Bajamos con los edificios y nos ubicamos en una taberna en una de las plazas. La Piazza della Cisterna es un cuadrilátero cerrado cuyo centro es un pozo octagonal que asemeja un patíbulo, y en un momento se tiene la impresión de estar dentro de una caja de cartón. Mientras la última luz desaparecía por encima y, abajo, las luces del par de tabernas intentaban, con muy poco éxito, conquistar el espacio negro creciente en la caja, T. se acercó al pozo con una moneda y un deseo. Éramos nosotros y algunas otras gentes, dos o tres mesas de ellas, tal vez; el resto había desaparecido por las esquinas, dejando la ciudad desierta y púrpura. A esta hora, aún hay ciudades que parecen simulacros de ellas mismas, maquetas que proyectan otras ciudades parecidas a ellas de día y vivas, además. Son pocas pero los hay.
El mesero trajo una fuente con pan, fiambres y quesos, y dos Aperol Spritz. Le pregunté si mucha gente aún vivía aquí dentro de las murallas de la ciudad-castillo, y señalé hacia las ventanas que daban a la piazza, algunas pocas mirando desde arriba con una evidente vida interna pero, la mayoría, dormida con un silencio que no parecía transitorio. “Sì, ma piano piano se ne vanno tutti”, me dijo, poco a poco se van todos de aquí; los jóvenes ya no querían vivir en el lugar y partían para diferentes partes de Italia a buscar trabajo y una existencia excitante. Una bicicleta contra un umbral, un collar de ropas secando al aire de la tarde——No mucho le arrogaba una vitalidad guardada al lugar. Mientras bebía mi Spritz y ensartaba olivas jóvenes y dulces con un stuzzicadenti, dos mesas más se vaciaron y sus ocupantes arrastraron en fila los pies para desaparecer detrás de alguna de las cuatro esquinas.

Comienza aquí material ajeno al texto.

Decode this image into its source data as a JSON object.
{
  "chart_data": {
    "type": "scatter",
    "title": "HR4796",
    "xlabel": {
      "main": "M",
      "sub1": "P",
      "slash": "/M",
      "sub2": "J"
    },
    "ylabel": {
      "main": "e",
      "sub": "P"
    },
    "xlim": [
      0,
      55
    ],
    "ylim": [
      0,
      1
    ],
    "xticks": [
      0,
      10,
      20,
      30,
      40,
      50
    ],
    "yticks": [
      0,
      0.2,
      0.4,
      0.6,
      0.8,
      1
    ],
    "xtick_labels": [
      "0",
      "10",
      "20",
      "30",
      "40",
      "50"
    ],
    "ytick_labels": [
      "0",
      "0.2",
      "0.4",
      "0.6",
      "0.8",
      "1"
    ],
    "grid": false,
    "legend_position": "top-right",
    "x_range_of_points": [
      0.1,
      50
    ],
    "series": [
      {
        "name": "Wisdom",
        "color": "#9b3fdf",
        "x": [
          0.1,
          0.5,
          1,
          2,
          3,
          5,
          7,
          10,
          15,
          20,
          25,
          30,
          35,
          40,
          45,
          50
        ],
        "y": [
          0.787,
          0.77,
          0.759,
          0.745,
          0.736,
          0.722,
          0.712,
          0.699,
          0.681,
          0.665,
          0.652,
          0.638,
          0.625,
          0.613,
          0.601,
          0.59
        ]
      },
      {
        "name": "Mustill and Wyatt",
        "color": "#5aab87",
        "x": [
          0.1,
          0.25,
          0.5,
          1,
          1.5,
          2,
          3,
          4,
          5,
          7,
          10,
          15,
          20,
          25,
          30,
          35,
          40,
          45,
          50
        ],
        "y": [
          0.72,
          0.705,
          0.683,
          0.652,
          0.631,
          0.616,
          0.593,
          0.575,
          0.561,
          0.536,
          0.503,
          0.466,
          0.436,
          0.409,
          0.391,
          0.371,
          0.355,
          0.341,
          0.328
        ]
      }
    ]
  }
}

La vida de esta pequeña ciudad medieval comenzó aun antes, durante el período Etrusco. Había visto el apogeo durante las peregrinaciones a Roma. Había sucumbido bajo la peste. Había sometido su libertad al dominio florentino. Había entrado en nuestros tiempos modernos con una suerte de premonición. Sus torres esbeltas reflejaban la tendencia rampante del hombre del siglo XX pero eran, a la vez, un recordatorio de un tiempo abandonado. La ciudad-castillo es algo que quedó atrapado en su propia masa descomunal y, como los pueblos industriales desertados, es un objeto de observación, un artefacto de museo, algo que hipnotiza al romántico entre nosotros pero que ahuyenta al hombre moderno, para quien no representa sino lo innecesario, lo impráctico, lo no sofisticado.